More time is needed to complete “final infrastructure and extensive testing” to ensure a “safe and reliable railway” is delivered, according to Crossrail Limited. The train line, which has been decades in the planning, and will link west and east London with faster, high-capacity services, was due to open in December.
Services were due to begin running by the end of the year, but the central section between Paddington and Abbey Wood will not be opened until autumn 2019. But Crossrail executives admitted that it would not be ready for its planned official opening as the Elizabeth line by the Queen, after a series of problems and delays.

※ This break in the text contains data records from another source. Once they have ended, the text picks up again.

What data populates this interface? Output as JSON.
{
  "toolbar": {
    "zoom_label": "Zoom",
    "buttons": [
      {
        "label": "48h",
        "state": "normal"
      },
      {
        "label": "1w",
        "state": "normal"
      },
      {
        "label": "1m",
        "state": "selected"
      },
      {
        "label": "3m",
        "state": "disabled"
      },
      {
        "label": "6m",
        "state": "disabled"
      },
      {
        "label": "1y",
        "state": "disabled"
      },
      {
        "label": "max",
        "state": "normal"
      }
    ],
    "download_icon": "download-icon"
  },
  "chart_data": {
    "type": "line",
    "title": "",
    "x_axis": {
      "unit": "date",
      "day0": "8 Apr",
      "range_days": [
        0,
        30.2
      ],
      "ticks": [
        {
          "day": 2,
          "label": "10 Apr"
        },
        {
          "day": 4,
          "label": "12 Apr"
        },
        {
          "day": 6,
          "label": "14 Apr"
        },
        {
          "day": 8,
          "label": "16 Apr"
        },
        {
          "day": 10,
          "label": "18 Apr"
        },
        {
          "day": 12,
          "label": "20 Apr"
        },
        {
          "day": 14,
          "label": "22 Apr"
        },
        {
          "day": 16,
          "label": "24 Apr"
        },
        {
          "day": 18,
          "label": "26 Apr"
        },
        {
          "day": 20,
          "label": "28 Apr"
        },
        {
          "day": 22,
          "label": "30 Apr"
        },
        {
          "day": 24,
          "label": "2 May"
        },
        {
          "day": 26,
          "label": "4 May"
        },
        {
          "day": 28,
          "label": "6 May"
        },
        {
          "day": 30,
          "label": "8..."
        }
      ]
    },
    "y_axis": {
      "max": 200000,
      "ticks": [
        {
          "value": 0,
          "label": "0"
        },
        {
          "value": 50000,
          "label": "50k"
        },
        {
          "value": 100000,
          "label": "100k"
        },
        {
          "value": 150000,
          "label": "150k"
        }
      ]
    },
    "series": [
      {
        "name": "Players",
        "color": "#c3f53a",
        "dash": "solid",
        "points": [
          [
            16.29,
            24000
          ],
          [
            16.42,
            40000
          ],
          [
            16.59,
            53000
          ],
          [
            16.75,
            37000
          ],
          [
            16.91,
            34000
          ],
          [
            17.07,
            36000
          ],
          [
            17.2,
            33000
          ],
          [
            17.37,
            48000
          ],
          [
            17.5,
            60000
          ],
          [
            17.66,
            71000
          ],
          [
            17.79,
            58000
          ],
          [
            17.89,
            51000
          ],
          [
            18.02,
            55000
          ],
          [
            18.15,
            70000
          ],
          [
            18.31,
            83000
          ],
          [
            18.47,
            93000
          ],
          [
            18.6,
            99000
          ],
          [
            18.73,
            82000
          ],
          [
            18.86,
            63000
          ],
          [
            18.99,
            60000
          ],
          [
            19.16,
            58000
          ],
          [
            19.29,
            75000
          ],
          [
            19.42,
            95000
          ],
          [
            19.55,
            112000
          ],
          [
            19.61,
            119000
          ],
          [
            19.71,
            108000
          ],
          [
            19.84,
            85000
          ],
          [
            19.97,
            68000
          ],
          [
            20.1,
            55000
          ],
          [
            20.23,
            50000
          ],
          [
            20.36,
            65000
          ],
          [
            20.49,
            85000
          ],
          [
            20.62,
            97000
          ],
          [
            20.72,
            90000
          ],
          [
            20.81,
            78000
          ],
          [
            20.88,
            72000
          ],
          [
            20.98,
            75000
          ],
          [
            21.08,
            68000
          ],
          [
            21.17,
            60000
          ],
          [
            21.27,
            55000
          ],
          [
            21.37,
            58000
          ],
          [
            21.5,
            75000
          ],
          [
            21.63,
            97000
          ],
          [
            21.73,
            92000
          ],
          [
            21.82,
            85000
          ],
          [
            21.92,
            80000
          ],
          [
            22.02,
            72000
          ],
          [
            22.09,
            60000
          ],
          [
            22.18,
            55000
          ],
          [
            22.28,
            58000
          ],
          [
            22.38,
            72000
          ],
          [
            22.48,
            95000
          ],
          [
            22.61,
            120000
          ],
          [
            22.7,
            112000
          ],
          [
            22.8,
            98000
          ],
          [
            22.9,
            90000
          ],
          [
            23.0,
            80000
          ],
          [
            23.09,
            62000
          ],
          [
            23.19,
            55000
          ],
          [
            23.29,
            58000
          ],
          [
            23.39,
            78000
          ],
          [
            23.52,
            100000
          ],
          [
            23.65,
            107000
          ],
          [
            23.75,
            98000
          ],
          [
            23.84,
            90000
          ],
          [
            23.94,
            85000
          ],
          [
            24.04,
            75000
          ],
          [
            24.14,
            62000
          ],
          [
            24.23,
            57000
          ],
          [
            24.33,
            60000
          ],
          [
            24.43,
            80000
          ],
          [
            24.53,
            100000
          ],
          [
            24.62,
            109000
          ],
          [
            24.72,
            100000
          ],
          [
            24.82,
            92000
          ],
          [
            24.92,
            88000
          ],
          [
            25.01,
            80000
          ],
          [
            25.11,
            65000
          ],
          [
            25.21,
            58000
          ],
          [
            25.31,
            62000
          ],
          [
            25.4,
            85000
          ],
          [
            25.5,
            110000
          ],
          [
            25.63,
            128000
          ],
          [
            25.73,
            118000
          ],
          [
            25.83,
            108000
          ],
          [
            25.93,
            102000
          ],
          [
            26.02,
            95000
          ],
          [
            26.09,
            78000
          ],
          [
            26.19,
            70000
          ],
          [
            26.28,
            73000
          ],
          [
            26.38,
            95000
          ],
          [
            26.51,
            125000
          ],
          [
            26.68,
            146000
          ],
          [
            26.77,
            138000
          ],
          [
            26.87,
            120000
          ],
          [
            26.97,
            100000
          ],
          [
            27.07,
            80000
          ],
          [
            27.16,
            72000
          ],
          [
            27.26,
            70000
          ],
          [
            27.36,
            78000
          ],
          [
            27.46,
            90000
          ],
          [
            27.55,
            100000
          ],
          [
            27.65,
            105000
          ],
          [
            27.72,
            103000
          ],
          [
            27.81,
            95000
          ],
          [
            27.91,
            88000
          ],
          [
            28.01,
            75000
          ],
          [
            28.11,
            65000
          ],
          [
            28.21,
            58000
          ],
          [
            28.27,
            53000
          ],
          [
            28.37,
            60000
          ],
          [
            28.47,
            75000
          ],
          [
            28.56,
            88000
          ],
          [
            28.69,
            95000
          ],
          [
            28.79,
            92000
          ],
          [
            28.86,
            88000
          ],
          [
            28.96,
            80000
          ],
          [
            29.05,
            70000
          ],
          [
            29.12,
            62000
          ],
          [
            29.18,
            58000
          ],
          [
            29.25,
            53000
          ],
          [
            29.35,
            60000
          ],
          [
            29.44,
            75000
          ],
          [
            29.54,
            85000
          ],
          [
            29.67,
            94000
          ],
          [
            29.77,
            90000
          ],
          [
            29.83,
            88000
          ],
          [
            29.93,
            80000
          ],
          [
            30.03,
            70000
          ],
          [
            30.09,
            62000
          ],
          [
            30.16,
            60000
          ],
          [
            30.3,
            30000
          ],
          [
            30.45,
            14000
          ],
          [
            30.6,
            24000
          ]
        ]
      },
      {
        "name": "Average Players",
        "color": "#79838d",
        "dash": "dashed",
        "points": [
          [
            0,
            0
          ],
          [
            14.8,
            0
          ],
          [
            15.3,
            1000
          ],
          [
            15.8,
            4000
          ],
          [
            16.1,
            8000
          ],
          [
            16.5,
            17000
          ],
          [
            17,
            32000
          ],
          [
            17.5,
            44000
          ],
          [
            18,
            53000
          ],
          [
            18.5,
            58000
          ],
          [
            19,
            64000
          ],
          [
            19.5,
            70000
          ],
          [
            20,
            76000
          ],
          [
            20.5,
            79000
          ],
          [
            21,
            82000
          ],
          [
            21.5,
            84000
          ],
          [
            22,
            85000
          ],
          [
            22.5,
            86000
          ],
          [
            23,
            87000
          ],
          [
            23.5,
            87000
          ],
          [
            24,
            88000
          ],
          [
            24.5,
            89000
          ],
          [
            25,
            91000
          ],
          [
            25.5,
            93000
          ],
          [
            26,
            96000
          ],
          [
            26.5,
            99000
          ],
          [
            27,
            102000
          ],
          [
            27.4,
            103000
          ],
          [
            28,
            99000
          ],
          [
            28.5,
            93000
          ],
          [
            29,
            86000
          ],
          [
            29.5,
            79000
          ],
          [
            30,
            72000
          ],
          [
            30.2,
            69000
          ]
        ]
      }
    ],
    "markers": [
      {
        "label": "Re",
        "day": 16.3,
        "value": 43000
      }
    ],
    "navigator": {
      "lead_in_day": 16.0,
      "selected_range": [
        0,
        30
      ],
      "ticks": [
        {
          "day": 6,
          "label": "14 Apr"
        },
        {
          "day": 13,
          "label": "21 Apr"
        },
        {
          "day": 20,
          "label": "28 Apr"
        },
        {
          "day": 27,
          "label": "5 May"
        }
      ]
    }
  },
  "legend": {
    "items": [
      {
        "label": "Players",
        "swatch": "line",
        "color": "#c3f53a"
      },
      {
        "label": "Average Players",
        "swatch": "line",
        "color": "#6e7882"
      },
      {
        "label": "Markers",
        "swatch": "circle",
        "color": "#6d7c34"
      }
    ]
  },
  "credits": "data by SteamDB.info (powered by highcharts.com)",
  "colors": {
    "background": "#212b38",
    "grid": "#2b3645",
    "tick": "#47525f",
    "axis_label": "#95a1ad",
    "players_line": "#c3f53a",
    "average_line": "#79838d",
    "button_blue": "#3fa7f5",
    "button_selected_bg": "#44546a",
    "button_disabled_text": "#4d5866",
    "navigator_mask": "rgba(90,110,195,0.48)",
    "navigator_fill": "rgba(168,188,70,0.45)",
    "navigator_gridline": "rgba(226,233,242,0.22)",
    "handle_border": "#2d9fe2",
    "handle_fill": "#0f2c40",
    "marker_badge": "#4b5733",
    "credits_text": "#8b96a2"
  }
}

The rail minister, Jo Johnson, announced last month that the scheme’s budget had been increased from £14.8bn to 15.4bn due to “cost pressures”. It said the central section of the line, travelling under the capital from Paddington to Abbey Wood, would now not open until autumn 2019 to complete the building work and allow for extensive testing to ensure it opened as a safe and reliable railway.
The railway is known as Crossrail during the construction phase but will become the Elizabeth line once services begin. Critics accused the government of smuggling out bad news before the return of parliament and questioned why Crossrail executives had been rewarded with new jobs.

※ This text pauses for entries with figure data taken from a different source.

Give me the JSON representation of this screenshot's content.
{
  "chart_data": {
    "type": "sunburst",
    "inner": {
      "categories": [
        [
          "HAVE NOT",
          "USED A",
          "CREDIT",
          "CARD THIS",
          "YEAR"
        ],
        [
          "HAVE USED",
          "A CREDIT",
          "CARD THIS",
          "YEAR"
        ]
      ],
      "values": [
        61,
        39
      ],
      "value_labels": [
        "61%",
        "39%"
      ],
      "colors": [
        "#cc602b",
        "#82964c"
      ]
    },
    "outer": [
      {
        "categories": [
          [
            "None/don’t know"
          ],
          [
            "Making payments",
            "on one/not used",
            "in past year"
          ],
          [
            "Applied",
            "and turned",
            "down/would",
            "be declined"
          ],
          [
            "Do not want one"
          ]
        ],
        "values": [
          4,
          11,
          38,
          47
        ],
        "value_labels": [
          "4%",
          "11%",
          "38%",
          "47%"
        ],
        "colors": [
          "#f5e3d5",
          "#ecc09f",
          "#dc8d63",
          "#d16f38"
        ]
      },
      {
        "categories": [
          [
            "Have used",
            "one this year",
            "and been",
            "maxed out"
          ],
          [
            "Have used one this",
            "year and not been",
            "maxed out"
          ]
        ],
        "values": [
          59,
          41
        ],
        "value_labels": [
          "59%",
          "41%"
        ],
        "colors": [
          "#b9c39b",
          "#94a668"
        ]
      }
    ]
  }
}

When it is fully opened, trains will run from Reading and Heathrow in the west through 13 miles of new tunnels to Shenfield and Abbey Wood in the east. Andrew Adonis, the former chair of the national infrastructure commission, said: “It’s clearly a further massive catastrophe for Chris Grayling, who didn’t say a word in public about the scale of the crisis. He himself moved Sir Terry Morgan to be chair of HS2 and that was soon after Andrew Wolstenholme, the chief executive, left.
More details soon “The biggest infrastructure project in Europe, in a state of crisis, lost both its leaders with Grayling being Awol throughout. To me it’s utterly inexplicable. How can it give anyone confidence that HS2 will be delivered?”
Lord Adonis said that the full scale of the problems had yet to emerge, with the industry talking of major issues with signalling systems, and predicted that the opening could now be delayed until 2020.
Crossrail bosses, paid some of the largest salaries in the public sector, had long boasted that the long and complex project was being delivered on time and on budget, but earlier this summer the government and Transport for London were forced to increase the £14.8bn budget by another £650m. Design, construction and engineering has lasted 10 years with different infrastructure contracts, new trains and three signalling systems.
The Crossrail chief executive, Simon Wright, said:“The Elizabeth line is one of the most complex and challenging infrastructure projects ever undertaken in the UK and is now in its final stages. We have made huge progress with the delivery of this incredible project but we need further time to complete the testing of the new railway.
“We are working around the clock with our supply chain and Transport for London to complete and commission the Elizabeth line.”
Elizabeth line trains are operating already overground between Shenfield and Liverpool Street and between Paddington and Hayes and Harlington. Crossrail said construction activity was drawing to a close: an assessment in June said the project was 93% complete.
An electrical explosion in east London earlier this year exacerbated construction problems and caused further delays, but Crossrail had maintained until now that the December opening remained possible.
The Elizabeth line should eventually boost the space for passengers to travel through central London by 10%. The line will link the West End with Heathrow and Canary Wharf and serve suburbs in the east and west, and more than 200 million passengers are expected to use it every year.